UFC featherweight champion Conor McGregor’s movement coach, Ido Portal, is revolutionizing the health and fitness world with his philosophy on body movement. Learn from the master yourself.
TRAIN: What’s the big problem with traditional fitness training?
Ido Portal: “People must focus on the movement layer instead of just tuning into a very simple voice that comes from the fitness world, which they’ve done for so many years.
“Things are packaged in an instant microwave answer and then when you approach something of true complexity and true beauty and potential to change lives, some people’s attention span cannot hold onto that.
“People need to seek out better tools for their movement abilities – something I’ve been doing for many years. It’s about getting someone to invert, to rotate, to be more coordinate, to crawl, to climb to take all these positions and to soften the body in the right areas to harden the body in others. It helps you understand movement patterning and re-patterning, changing patterns and to recognize patterns. There are so many subjects to explore.
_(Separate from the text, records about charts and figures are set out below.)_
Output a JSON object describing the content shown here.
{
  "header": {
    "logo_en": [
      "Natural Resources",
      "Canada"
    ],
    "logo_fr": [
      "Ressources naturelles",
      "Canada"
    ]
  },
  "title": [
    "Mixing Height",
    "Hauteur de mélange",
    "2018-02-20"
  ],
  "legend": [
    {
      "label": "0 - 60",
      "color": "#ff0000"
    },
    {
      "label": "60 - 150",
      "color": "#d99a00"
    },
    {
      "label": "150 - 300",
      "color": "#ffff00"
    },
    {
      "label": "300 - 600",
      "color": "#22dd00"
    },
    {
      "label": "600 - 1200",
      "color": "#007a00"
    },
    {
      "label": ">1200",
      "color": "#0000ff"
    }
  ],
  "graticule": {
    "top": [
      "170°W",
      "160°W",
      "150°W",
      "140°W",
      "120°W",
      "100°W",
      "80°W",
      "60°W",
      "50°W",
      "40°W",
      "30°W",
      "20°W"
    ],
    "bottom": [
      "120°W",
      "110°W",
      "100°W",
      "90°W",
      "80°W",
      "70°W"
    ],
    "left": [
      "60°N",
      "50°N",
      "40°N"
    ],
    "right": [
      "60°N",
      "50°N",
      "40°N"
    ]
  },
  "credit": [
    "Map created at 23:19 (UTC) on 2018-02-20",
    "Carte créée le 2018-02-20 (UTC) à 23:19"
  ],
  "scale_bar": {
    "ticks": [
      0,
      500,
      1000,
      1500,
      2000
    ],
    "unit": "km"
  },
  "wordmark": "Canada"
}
“Since we are aware of the shortening of the attention span and employed a watered down approach, we have started to issue very simple challenges to the public. One of them was the squat challenge (hold a deep position of a squat for 30 minutes for 30 days), while the other was the hanging challenge (hang from a bar for seven minutes a day for 30 days). They are very simple tasks that can start to unlock certain areas of the body and to heal the body and allow better movement to come naturally.”
Your philosophy on movement started developing after you took up capoeira at 15, but what caught your attention about this Brazilian martial art?
“It was the fancy stuff, which is not what it really is. It’s a social interaction, movement dialogue and a movement conversation. What got me into it is not what got me to stay there – they’re two different things. It was the movement that got me in there, and I stayed for the movement, but not for the fancy movements.”
Why should people not just focus on the aesthetics of weight lifting?
“For many years the aesthetics of the body have hinted at ability. These muscles and these looks we search for, we do it because they suggest certain abilities and attributes, but it’s not there anymore, it’s disappeared. Now it’s just reverse engineering, it’s an attempt to have the aesthetic without the pattern behind it and the ability.
“Some people say ‘he looks very strong’ – but strength doesn’t have a look. Strength can look like nothing, a fat person, a skinny person. Strength doesn’t look, it is a look of many different attributes.”
What other training principles can you gain strength from?
“It can come from a very efficient nervous system, just like a rock climber without much muscles. But it can also come from a heavy sumo guy who doesn’t look very muscular. It can also come from a muscular person. We need to bring the focus back into the patterns, into the actual movement abilities versus just the looks of it.”